If $a>3,$ the inequality is true.
Now if $a<3$
Using : $3-a>0$ (etc)
So: $$\sum_{cyc}\frac{1}{3-a}≤1$$
Is my work correct?
$$\sum_{cyc}\frac{1}{a^6-a+3}\leq1$$ it's $$\sum_{cyc}\left(\frac{1}{3}-\frac{1}{a^6-a+3}\right)\geq0$$ or
$$\sum_{cyc}\left(\frac{1}{3}-\frac{1}{a^6-a+3}-\frac{5}{9}\ln{a}\right)\geq0.$$ Let $f(x)=\frac{1}{3}-\frac{1}{x^6-x+3}-\frac{5}{9}\ln{x}.$ Thus, $$f'(x)=\tfrac{(1-x)(5x^{11}+5x^{10}+5x^9+5x^8+5x^7-5x^6-29x^5-29x^4-29x^3-29x^2-24x-45)}{9x(x^6-x+3)^2}.$$ We see that the polynomial $x^{11}+5x^{10}+5x^9+5x^8+5x^7-5x^6-29x^5-29x^4-29x^3-29x^2-24x-45$
has only one changing of coefficients sign, which by the Descartes's rule https://en.wikipedia.org/wiki/Descartes%27_rule_of_signs
says that this polynomial has unique positive root $x_1$ and easy to see that $x_1>1$.

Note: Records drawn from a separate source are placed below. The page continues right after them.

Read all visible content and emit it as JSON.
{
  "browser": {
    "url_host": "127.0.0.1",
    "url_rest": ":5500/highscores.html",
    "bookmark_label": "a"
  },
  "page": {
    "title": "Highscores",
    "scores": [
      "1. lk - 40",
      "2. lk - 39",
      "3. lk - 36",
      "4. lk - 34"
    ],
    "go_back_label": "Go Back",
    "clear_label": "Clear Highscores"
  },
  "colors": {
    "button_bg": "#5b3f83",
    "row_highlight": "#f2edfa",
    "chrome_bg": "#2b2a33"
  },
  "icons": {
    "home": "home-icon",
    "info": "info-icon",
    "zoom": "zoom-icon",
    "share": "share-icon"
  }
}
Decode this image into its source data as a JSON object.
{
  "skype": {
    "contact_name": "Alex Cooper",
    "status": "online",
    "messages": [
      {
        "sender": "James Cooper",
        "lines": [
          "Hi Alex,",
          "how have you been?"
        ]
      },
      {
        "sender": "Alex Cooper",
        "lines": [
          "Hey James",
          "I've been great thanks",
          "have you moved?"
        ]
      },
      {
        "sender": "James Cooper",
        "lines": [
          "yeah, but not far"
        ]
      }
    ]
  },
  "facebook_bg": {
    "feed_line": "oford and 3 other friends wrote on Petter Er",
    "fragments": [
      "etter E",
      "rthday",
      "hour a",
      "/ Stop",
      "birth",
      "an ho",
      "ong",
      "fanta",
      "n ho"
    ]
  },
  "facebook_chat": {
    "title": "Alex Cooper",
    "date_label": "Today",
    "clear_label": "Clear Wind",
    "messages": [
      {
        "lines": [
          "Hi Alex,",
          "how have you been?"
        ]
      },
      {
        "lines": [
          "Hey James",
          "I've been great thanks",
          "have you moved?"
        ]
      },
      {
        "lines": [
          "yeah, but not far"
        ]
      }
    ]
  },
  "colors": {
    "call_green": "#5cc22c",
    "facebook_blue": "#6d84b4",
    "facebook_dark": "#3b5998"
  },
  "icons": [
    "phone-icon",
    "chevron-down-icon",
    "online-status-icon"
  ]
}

For $x=1$ our $f$ has a local minimum and for $x=x_1$ our $f$ has a local maximum,
$f(x_1)>0$ and $f$ decreases on $[x_1,+\infty).$
Since $\lim\limits_{x\rightarrow+\infty}f(x)=-\infty,$ we obtain that $f$ has an unique root $x_0$ on $[x_1,+\infty)$.
By calculator easy to see that $x_0=1.696...$ and since $f(1)=0$,
we got that our inequality is proven for $\max\{a,b,c\}\leq1.696.$
Now, let $a>1.696.$
Thus, by AM-GM $$\sum_{cyc}\frac{1}{a^6-a+3}<\frac{1}{1.696^6-1.696+3}+\frac{2}{3-\frac{5}{6\sqrt[5]6}}=0.867...<1$$ and we are done!